Explico: o treinador quer testar jogadores com idade olímpica, o que é certíssimo, mas os convoca apenas para observá-los nos treinos. Por que então não acompanhar os jovens nos seus clubes e convocar esses garotos apenas quando o adversário for menos forte para testá-los de fato? Não vejo necessidade em levar Neto, Rafael e André. São nomes que vão ficar no banco e nada vai acontecer. Por que não chamar Julio Cesar, Maicon e Luis Fabiano para sentir o clima com os jogadores que foram comandados por Dunga?
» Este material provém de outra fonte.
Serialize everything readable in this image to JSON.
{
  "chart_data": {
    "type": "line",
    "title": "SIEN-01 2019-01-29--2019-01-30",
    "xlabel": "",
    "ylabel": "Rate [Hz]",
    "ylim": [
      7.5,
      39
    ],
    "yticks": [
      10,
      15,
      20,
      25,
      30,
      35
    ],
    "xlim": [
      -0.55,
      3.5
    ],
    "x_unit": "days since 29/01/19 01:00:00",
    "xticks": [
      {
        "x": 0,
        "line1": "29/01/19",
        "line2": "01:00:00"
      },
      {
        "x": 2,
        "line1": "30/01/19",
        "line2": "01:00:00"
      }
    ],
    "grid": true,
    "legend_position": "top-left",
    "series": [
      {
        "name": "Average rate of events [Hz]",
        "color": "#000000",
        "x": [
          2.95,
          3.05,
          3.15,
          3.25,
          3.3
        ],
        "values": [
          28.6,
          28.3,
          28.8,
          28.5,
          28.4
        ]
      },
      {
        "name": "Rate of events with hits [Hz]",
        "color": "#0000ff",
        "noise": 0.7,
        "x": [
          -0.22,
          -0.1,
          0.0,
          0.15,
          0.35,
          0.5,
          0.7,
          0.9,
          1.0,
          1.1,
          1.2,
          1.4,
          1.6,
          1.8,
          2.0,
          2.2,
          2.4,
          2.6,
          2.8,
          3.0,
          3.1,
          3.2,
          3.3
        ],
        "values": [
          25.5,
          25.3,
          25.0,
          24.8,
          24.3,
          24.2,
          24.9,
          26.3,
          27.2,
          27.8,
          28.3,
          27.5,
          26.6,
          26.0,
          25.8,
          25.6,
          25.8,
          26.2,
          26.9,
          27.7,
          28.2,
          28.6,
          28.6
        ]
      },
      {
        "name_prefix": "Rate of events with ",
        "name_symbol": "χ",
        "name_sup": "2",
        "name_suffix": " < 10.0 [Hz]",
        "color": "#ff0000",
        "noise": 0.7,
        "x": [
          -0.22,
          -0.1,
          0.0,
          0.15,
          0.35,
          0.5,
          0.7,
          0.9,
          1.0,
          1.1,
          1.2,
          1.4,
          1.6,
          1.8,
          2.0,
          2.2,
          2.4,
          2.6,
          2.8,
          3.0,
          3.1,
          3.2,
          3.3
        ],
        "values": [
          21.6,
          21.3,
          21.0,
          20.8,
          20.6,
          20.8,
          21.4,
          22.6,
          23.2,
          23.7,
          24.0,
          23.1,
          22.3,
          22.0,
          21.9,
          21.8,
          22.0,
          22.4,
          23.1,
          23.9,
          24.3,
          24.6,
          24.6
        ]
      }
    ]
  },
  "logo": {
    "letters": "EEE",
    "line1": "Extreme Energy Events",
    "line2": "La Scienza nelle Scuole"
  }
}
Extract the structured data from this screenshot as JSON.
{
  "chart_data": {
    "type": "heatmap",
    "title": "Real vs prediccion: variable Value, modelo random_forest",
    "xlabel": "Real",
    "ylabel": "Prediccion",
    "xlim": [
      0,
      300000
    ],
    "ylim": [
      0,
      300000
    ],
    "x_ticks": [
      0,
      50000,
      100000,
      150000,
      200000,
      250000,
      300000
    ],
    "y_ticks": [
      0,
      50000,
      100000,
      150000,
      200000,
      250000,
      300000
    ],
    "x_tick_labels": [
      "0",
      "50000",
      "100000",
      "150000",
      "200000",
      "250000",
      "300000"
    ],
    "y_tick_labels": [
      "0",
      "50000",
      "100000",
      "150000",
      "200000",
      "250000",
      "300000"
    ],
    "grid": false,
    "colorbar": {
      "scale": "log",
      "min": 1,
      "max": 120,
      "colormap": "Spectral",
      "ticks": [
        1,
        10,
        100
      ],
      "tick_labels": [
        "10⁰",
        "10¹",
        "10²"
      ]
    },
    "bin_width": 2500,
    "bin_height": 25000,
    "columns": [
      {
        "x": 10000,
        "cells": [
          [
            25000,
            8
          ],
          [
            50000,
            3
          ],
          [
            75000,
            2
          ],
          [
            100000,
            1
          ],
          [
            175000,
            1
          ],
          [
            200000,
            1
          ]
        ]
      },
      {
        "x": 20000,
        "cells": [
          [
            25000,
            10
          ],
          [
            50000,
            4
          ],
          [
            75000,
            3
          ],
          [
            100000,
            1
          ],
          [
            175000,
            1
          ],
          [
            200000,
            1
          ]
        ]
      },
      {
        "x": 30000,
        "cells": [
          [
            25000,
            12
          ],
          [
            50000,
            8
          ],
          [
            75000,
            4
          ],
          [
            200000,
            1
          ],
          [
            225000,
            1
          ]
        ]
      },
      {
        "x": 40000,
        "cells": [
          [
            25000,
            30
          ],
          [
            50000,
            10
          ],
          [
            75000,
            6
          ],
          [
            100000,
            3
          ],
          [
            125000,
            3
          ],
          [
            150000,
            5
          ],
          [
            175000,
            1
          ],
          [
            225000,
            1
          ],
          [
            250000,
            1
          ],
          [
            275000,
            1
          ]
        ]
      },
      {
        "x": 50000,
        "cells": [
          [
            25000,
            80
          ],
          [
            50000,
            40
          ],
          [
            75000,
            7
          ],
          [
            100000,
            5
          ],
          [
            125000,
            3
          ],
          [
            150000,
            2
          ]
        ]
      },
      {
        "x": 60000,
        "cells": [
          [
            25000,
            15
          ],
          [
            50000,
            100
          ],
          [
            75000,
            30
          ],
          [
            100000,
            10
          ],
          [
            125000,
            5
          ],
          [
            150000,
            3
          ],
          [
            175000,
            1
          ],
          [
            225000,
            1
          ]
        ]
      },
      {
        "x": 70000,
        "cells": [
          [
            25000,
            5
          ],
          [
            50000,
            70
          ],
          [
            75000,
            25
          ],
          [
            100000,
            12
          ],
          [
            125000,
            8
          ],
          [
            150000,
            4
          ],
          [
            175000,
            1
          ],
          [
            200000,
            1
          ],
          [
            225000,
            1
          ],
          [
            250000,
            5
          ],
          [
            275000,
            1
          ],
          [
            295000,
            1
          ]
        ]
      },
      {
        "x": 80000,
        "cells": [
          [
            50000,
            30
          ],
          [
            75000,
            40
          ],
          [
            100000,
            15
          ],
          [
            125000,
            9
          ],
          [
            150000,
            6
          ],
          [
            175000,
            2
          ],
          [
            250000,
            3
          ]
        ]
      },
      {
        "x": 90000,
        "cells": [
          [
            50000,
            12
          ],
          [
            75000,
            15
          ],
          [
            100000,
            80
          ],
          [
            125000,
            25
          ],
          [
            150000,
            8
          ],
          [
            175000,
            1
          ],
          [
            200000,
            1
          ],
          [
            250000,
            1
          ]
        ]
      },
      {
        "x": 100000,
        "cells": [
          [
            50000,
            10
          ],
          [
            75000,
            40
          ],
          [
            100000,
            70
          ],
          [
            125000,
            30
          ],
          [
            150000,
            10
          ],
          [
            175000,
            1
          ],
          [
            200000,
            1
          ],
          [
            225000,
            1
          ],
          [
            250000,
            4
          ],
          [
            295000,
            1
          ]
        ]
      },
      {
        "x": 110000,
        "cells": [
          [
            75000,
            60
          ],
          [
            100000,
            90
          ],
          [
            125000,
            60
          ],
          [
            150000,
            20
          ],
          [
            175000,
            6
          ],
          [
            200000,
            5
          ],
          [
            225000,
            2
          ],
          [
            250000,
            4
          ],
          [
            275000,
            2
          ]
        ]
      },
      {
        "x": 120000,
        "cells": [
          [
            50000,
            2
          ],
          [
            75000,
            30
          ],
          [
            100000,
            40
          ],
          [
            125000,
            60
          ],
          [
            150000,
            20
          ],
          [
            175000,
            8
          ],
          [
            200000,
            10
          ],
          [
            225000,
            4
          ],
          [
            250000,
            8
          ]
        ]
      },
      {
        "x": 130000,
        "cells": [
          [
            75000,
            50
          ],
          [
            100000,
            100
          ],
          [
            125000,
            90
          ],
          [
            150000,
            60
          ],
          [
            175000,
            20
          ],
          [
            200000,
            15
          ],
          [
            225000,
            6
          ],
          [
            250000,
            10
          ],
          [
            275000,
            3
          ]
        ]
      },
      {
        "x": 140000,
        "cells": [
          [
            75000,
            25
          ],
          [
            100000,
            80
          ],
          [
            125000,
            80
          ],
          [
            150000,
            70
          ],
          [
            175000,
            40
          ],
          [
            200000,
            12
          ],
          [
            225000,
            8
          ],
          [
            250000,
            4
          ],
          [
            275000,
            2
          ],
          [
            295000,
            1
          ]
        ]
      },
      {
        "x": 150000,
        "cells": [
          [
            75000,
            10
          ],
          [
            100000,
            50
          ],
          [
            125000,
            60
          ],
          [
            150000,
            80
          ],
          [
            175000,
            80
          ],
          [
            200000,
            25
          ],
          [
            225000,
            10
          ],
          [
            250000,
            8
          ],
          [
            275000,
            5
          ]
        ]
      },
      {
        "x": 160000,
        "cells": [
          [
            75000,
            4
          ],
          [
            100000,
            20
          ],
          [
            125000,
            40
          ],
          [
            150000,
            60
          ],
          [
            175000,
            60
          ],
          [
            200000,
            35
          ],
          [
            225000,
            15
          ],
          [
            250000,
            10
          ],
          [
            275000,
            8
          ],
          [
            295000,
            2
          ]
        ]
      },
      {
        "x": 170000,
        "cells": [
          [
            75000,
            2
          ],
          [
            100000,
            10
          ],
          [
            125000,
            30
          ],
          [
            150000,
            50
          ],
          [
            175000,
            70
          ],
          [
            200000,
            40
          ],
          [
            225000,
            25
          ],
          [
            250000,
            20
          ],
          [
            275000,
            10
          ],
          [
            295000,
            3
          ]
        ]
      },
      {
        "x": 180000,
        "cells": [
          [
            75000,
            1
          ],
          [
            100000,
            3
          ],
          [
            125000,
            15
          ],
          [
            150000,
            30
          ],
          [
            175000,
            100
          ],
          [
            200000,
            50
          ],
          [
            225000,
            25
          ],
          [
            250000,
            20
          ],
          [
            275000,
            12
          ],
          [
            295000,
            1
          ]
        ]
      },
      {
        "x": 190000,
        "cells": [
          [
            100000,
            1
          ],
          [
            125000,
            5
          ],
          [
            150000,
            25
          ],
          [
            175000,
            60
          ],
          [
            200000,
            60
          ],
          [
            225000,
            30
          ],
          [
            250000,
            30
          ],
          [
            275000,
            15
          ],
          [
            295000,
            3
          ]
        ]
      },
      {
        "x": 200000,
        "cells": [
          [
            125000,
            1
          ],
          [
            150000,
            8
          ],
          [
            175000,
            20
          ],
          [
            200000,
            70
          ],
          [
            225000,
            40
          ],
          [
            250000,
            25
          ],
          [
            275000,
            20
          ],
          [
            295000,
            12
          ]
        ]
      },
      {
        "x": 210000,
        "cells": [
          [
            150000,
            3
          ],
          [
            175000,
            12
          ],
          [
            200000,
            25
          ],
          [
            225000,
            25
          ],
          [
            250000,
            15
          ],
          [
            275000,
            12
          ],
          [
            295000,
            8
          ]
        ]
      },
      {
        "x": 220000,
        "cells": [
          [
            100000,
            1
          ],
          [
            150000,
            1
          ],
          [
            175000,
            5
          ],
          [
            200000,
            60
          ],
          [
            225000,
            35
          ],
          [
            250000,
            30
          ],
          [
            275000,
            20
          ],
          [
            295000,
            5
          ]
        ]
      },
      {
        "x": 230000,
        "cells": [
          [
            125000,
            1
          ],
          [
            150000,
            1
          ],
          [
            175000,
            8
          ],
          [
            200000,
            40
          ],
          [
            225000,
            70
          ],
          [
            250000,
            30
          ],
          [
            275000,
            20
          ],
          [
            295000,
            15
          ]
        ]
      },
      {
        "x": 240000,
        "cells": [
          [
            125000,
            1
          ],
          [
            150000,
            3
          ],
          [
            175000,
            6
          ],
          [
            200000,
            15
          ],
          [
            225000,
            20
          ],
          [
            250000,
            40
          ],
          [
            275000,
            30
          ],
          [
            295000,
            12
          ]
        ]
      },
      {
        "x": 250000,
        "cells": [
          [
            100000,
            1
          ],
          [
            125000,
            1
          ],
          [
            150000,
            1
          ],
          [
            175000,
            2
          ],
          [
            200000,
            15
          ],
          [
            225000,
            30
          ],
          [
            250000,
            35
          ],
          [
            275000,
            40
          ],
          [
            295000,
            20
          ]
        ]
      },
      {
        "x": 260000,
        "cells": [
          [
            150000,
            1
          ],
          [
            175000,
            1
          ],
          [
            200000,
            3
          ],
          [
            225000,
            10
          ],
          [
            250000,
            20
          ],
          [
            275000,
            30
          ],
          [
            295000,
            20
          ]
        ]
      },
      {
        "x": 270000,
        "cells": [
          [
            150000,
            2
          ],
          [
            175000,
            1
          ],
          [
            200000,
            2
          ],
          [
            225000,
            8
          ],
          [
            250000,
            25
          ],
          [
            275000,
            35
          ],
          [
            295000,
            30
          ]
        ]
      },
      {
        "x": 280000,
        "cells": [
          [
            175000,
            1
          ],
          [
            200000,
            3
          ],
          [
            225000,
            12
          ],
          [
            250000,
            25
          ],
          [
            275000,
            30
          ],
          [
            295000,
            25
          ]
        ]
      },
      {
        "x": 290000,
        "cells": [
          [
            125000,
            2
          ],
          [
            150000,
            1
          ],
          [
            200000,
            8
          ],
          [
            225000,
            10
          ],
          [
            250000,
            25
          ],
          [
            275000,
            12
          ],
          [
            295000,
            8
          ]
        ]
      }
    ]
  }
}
É a hora de conferir quem está mesmo afim de continuar vestindo a Amarelinha e quem prefere ficar em casa.
Outro ponto é o excesso de brasileirização. Não há tantos bons nomes jogando aqui no Brasil, não faz sentido "forçar" convocações para valorizar o campeonato nacional. Jefferson, Réver, Jucilei e Elias não são jogadores ruins, pelo contrário, são muito bons no cenário brasileiro, mas não têm futuro na Seleção. São nomes muito discutíveis e que estão travando a remontada do time e a mistura do novo com a experiência. Lúcio, Juan, Elano, Kaká, esses nomes deveriam fazer parte do universo de jogadores a serem convocados. Não dá para ignorar gente que foi bem e vem bem há muito tempo só para dar uma moral para quem joga no Brasil.
Ronaldinho Gaúcho é caso a parte. Já teve mil chances, poucas vezes retribuiu a confiança depositada como deveria. Por outro lado, é difícil não achar que alguém com seu talento e sua carreira não mereça pelo menos um lugar no banco de reservas. Se aceitar esse papel, Gaúcho é muito bem vindo no planejamento de qualquer treinador. Vale a aposta, e vamos esperar que agora ela corresponda.
No final das contas, o que eu gostaria que o Mano entendesse é que ele está dando os passos certos, mas ao mesmo tempo, e isso não costuma dar certo. Houve jogos para se chamar jovens e apostas, e há jogos para fazer a "mistura final" entre os novos e os velhos. Contra a Argentina era a hora de já ter em mãos esse mix de jogadores, enquanto em jogos mais tranquilos o ideal seria escalar a molecada com dois ou três atletas mais experientes. Aí sim acho que a renovação acontece do jeito ideal, dando oportunidades no momento certo e mantendo o time competitivo em ação. Fica claro quem é a base e quem briga por vaga.
Vamos Mano, não me decepcione agora!